En todo este tiempo no aguantaba la risa y Silvestre narró su odisea por encima de mis carcajadas y ahora los dos nos reíamos. Pero él hace un alto y me dice, Pero no te rías tanto de Barnum, Beyle, que los dos traficamos con monstruos. Cómo, le digo. Sí señor, usted le hizo el amor a la Oliver Hardy de color. Cómo, le digo de nuevo. Sí, sí. Mire, después de salir de la cámara del detector de mentiras, traje a la de nuevo agraciada rubia a su casa en taxi y ya que estaba en él seguí hasta la mía y al pasar por aquí, como a las cinco, iba por la acera, Veinticinco arriba, La Estrella, hecha un basilisco, toda pasas y chancletas y carterón viejo. La llamé y la monté en la máquina y la llevé a su casa y por el camino, amigo cameraman, me dijo que le había pasado una cosa atroz y me contó que se quedó dormida en esta camera obscura y que usted, borracho, intentó violarla, y terminó diciéndome que más nunca, pero que más nunca pondría un pie aquí, y estaba, te digo, realmente indignada. De manera que para un monstruo otro y a un fracaso un fiasco. ¿Así te dijo, le dije yo, con esas palabras? Bueno me dijo que trataste de forzarla, eso fue lo que me dijo. Pero te estoy dando una versión fílmica, chico, no textual.

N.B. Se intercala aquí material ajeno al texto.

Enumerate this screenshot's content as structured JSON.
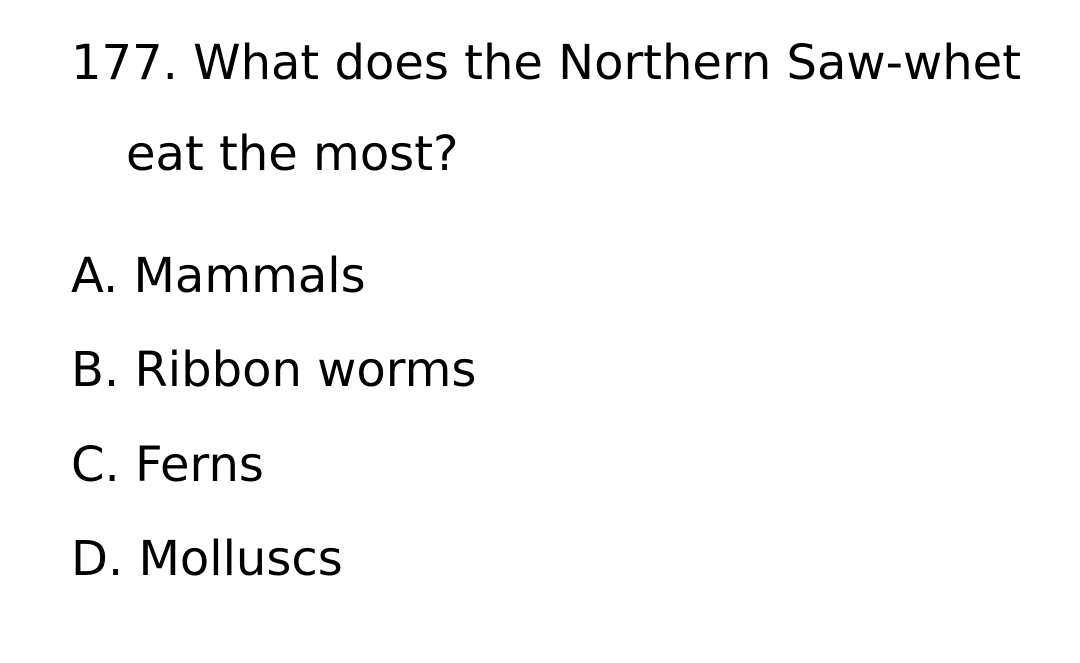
{
  "question": {
    "line1": "177. What does the Northern Saw-whet",
    "line2": "eat the most?"
  },
  "options": [
    "A. Mammals",
    "B. Ribbon worms",
    "C. Ferns",
    "D. Molluscs"
  ]
}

No tenía con qué reírme y no había por qué indignarse y dejé a Silvestre sentado en la cama y fui a lavarme la boca. Desde el baño le pregunté en qué clínica estaba Bustrófedon y me dijo que en Antomarchi. Le pregunté si lo iría a ver por la tarde y me respondió que no, que a las cuatro tenía una cita con Ingrid la de Bérgamo y pensaba hoy no dejar para mañana lo que pudo hacer ayer. Me reí, ya sin ganas y él me dijo que no me riera que a él no le interesaba su cuerpo sino aquella alma desnuda y que pensara además en los antecedentes mitológicos, que Jean Harlow también usaba peluca. Hecha por Max Factor.

Sexta

Doctor, ¿usted escribe psiquiatra con p o sin p?